El rey Francisco de Alemania estaba cierto día esperando a que empezara una lucha entre bestias en el circo. Alrededor de la pista congregábanse las damas de la alta aristocracia y los nobles de la corte.
Dio el rey la señal de salida, y se abrió la puerta de la jaula, dando paso a un fiero león, el cual miró en torno suyo, moviendo nerviosamente la cola, y por fin se acostó en el centro de la plaza.

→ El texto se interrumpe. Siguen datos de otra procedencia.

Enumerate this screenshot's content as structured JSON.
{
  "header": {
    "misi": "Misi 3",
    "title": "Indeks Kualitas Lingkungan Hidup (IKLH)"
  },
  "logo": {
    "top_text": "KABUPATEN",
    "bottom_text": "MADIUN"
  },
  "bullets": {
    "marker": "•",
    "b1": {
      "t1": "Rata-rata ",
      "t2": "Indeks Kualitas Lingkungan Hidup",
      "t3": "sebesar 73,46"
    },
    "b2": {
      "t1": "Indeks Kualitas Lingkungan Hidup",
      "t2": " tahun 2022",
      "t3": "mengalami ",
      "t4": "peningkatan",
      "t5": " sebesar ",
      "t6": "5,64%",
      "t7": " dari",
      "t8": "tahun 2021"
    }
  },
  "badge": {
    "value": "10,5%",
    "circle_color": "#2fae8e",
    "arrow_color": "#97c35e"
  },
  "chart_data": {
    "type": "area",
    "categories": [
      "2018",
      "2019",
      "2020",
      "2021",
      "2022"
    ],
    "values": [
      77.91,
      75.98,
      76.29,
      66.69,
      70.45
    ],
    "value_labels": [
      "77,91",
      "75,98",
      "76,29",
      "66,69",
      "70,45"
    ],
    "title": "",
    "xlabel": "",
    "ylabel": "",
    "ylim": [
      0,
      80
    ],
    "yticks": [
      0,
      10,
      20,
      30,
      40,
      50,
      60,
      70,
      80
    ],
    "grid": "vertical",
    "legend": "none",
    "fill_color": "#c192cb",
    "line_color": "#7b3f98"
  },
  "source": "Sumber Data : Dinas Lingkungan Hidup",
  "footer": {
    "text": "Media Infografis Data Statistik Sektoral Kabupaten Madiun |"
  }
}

De nuevo hizo el rey señal con la cabeza, y abriéndose otra vez la puerta, saltó a la arena un magnífico tigre, que rugiendo, miró al león. Después de dar algunas vueltas por la pista, acabó tumbándose en el suelo, a poca distancia del león.
Por vez tercera repitió .la señal el monarca, y entonces salieron dos leopardos que, veloces, lanzáronse sobre el tigre, el cual, de un solo zarpazo, los puso en fuga. Durante algún tiempo, sólo se escuchaba el rugido de las fieras, que fue decreciendo poco a poco, porque los leopardos, resguardados en un rincón, aguardaban el momento propicio para saltar sobre el tigre.
Contenían los espectadores la respiración, esperando el comienzo de la lucha, cuando de repente, desde uno de los palcos, cayó sobre la arena, entre el león y el tigre, un femenil guante blanco, que pertenecía a la hermosa hija de un aristócrata. Esta, volviéndose hacia un caballero, que la estaba cortejando, díjole sonriendo:
- Si el amor que sentís por mí es tan profundo como me aseguráis continuamente, hacedme el favor de ir a buscar mi guante.
El caballero miró a su bella; y antes que nadie pudiera vislumbrar lo que había pasado entre ambos, saltó del palco a la arena, y rápido como un relámpago, recogió el guante.
Las fieras saltaron sobre él, pero ya estaba a salvo el caballero, que trepaba ágilmente hacia su palco.
De todos los pechos brotó un grito de alegría, agolpándose los nobles alrededor del caballero, para felicitarle y presenciar la devolución del guante a la dama.
Los circunstantes pensaban que ésta no podría menos de ofrecer su mano, después del heroico hecho realizado por su galán. El caballero inclinóse profundamente y, al mismo tiempo que la presentaba el guante, díjole:
- Si por un capricho me habéis expuesto a tan grave peligro, no estimo ni quiero vuestro amor.
Y dicho ésto echóle el guante sobre la falda y alejóse de ella para siempre.